Joint work with Santiago Pereda Fernández. In preparation for submission.

Abstract. The estimation of spillover and peer effects presents challenges that are still unsolved. In fact, even if separate algebraic identification of the endogenous and exogenous effects is possible, these might be contaminated by the simultaneous dependence of outcomes, covariates and the network structure upon spatially correlated unobservables. In this paper we characterize the identification conditions for consistently estimating all the parameters of a spatially autoregressive or linear-in-means model in presence of linear forms of endogeneity. We show that identification is possible if the network of social interactions is non-overlapping up to three degrees of separation, and the spatial matrix that characterizes the co-dependence of individual covariates and peers’ unobservables is known to the econometrician. We propose a GMM approach for the estimation of the model’s parameters, and we evaluate its performance through Monte Carlo simulations.
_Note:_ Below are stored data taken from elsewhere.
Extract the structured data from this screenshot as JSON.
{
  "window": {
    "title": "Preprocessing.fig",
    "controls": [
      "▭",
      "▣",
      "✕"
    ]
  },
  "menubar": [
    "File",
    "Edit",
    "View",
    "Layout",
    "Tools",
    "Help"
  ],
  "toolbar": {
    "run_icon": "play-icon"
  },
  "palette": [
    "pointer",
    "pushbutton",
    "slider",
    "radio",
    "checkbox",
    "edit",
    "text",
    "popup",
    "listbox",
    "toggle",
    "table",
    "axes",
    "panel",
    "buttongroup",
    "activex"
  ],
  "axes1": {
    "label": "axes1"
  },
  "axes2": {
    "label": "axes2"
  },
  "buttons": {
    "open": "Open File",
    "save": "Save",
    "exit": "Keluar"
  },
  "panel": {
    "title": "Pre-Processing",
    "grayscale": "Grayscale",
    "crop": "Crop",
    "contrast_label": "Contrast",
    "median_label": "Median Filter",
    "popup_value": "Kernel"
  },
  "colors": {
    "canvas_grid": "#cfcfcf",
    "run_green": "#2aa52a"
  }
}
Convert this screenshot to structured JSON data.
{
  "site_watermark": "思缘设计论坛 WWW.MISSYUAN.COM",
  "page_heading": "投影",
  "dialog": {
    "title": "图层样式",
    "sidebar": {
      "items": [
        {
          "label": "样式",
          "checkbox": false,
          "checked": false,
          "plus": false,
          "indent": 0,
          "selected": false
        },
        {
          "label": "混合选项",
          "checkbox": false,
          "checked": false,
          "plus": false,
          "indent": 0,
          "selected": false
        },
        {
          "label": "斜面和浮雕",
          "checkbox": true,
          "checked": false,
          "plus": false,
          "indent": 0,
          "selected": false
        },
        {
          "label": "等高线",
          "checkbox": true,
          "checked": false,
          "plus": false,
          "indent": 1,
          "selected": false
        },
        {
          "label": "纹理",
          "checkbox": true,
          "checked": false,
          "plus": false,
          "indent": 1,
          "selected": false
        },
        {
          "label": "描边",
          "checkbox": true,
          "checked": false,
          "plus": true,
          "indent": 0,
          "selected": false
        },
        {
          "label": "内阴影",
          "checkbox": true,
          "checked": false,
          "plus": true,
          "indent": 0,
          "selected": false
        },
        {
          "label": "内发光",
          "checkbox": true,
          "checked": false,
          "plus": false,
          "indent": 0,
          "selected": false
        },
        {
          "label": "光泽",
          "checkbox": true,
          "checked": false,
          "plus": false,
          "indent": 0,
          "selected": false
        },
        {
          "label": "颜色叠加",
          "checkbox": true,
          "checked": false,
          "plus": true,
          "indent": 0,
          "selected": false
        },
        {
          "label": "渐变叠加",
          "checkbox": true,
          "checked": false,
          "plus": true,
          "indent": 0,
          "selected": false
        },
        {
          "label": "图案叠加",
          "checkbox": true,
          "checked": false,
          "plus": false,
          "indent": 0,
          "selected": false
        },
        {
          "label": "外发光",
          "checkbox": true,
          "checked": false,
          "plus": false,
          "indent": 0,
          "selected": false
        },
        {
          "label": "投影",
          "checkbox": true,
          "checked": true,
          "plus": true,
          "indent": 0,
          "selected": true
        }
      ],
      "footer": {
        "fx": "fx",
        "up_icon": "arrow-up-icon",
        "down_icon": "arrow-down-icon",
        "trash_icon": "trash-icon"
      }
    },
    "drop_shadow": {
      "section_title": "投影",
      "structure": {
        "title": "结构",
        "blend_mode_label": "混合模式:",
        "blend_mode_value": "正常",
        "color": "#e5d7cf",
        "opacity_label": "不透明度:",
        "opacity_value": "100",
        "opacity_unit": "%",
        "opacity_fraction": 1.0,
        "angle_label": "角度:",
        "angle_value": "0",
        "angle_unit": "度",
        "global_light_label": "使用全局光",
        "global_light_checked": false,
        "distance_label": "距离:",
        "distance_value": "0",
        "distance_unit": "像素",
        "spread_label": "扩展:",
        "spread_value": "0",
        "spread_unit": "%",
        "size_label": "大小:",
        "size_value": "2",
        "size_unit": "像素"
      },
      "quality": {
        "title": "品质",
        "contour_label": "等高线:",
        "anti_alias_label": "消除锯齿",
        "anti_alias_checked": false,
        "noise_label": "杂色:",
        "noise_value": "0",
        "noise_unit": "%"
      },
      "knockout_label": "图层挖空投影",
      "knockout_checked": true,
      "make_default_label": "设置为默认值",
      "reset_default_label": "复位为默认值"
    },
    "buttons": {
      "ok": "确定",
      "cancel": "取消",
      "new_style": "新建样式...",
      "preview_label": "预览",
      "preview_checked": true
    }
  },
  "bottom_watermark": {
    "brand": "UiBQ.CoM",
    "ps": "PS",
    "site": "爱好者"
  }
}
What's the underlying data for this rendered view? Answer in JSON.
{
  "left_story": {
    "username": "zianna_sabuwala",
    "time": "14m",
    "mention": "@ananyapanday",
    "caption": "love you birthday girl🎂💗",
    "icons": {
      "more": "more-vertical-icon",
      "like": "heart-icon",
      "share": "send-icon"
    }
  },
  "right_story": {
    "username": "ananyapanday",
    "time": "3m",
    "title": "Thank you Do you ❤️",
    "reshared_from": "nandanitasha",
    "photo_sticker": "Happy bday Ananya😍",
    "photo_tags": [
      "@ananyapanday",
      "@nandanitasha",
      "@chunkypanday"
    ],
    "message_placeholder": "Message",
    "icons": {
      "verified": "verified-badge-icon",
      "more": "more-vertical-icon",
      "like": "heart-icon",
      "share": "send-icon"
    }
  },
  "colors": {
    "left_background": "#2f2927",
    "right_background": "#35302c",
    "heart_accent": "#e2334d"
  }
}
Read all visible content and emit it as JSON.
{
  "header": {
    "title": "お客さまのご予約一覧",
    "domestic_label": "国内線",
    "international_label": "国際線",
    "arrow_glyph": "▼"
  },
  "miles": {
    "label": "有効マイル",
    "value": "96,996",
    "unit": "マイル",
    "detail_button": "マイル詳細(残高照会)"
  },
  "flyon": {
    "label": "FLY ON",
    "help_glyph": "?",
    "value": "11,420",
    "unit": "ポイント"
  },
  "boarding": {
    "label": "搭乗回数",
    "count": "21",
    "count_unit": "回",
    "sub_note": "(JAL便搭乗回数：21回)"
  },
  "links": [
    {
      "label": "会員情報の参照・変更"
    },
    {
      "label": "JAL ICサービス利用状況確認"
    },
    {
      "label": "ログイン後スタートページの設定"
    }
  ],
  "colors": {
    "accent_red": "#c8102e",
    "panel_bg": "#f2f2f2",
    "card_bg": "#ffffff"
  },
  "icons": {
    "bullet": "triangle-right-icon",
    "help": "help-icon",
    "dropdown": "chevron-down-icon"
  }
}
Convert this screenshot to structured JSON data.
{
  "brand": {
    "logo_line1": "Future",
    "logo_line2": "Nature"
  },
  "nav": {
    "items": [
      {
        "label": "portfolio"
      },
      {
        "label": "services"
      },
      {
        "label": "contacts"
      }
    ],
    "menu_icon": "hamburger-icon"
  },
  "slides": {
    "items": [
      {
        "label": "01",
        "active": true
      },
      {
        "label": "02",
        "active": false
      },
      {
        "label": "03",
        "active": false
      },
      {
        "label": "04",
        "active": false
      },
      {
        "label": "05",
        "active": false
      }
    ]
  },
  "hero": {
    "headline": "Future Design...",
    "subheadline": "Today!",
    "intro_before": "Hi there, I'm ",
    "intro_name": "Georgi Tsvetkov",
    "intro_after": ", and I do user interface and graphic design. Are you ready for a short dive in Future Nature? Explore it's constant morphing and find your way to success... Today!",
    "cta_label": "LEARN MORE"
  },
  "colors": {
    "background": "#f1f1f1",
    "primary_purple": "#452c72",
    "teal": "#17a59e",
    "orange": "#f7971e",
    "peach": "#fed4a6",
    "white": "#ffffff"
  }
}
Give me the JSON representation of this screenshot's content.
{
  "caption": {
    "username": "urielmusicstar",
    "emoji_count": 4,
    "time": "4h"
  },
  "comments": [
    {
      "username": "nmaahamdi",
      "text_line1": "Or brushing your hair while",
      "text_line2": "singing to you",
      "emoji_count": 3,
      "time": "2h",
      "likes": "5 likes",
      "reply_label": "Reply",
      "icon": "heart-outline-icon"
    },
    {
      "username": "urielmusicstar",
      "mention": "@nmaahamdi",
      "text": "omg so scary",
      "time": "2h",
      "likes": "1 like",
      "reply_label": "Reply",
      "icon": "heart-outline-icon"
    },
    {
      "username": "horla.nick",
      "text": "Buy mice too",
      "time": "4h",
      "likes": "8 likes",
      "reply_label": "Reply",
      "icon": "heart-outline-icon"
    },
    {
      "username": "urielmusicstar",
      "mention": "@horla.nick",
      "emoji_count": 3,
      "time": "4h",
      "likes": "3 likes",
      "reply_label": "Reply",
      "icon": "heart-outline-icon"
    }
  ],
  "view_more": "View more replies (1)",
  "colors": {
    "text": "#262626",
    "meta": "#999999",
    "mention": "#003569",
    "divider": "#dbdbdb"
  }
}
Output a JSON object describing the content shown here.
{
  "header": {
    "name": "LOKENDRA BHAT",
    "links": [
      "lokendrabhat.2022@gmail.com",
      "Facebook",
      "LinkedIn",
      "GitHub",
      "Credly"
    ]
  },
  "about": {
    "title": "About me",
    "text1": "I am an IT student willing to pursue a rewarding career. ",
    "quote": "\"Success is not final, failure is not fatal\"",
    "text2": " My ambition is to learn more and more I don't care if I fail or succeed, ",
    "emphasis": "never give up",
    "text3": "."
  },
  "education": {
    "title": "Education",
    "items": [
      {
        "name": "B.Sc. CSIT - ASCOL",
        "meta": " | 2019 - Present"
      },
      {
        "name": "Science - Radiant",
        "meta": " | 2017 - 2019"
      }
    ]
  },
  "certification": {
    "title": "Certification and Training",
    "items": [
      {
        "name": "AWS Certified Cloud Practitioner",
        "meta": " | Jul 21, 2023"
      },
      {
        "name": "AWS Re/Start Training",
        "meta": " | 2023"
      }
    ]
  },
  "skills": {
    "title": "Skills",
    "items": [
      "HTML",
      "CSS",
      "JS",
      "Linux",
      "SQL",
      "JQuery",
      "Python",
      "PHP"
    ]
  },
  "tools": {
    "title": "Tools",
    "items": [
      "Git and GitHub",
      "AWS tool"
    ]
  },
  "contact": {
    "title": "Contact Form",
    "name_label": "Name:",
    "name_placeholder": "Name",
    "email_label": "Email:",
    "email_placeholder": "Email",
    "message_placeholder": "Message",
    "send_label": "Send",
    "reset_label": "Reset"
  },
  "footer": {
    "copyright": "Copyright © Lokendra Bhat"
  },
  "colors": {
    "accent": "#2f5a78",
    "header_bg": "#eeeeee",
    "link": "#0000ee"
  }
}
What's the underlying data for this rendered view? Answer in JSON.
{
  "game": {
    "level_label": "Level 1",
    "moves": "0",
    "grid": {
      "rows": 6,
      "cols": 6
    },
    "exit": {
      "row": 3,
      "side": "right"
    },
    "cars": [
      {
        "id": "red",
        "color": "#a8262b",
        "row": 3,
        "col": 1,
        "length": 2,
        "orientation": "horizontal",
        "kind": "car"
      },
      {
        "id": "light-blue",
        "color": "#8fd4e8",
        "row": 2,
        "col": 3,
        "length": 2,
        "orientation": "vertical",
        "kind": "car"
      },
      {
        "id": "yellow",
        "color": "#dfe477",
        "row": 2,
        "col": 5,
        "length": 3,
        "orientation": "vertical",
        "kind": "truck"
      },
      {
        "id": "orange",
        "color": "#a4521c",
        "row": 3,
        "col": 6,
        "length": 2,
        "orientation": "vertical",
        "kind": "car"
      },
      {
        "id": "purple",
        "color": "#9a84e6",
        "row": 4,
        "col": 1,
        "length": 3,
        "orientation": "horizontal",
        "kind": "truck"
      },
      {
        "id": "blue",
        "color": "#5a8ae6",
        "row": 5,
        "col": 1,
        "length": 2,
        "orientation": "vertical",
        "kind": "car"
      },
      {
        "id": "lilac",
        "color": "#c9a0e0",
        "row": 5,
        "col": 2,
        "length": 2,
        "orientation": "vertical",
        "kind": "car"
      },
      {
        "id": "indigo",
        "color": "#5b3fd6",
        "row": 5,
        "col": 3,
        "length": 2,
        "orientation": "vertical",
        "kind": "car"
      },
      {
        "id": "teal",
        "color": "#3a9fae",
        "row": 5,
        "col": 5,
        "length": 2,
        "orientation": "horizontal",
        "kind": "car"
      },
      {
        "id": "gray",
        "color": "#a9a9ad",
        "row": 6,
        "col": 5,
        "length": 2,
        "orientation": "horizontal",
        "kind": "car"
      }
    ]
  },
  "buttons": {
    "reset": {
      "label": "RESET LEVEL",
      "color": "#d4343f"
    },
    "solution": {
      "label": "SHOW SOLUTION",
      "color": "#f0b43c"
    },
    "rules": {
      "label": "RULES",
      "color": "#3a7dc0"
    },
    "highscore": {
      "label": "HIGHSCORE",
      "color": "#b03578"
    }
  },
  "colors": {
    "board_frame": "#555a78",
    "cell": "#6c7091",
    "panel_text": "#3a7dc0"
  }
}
Joint work with Alonso Alfaro-Ureña and Jose Vasquez. New version coming soon.

Abstract. Using administrative data for the universe of firm-to-firm transactions in Costa Rica, we study the role and prevalence of “good suppliers”, defined as those upstream firms that provide better, more valuable inputs to their downstream buyers. We then investigate the frictions that might prevent buyers from matching with good suppliers and thus become more productive. Our analysis proceeds in three phases. First, we adapt standard machine learning techniques to the estimation of production functions with many inputs in order to identify the good suppliers in the economy. Next, we quantify the frictions that may preclude buyers from matching with the good suppliers. We do so by empirically estimating a production network formation model through a conditional likelihood approach specifically suited to this problem. Finally, we perform economy-wide counterfactual simulations of industrial policies aimed at supporting good suppliers. The objective of this paper is to study matching distortions in input markets as a microeconomic origin of misallocation in developing economies and to suggest adequate policy responses.

Preliminary and incomplete draft available on request.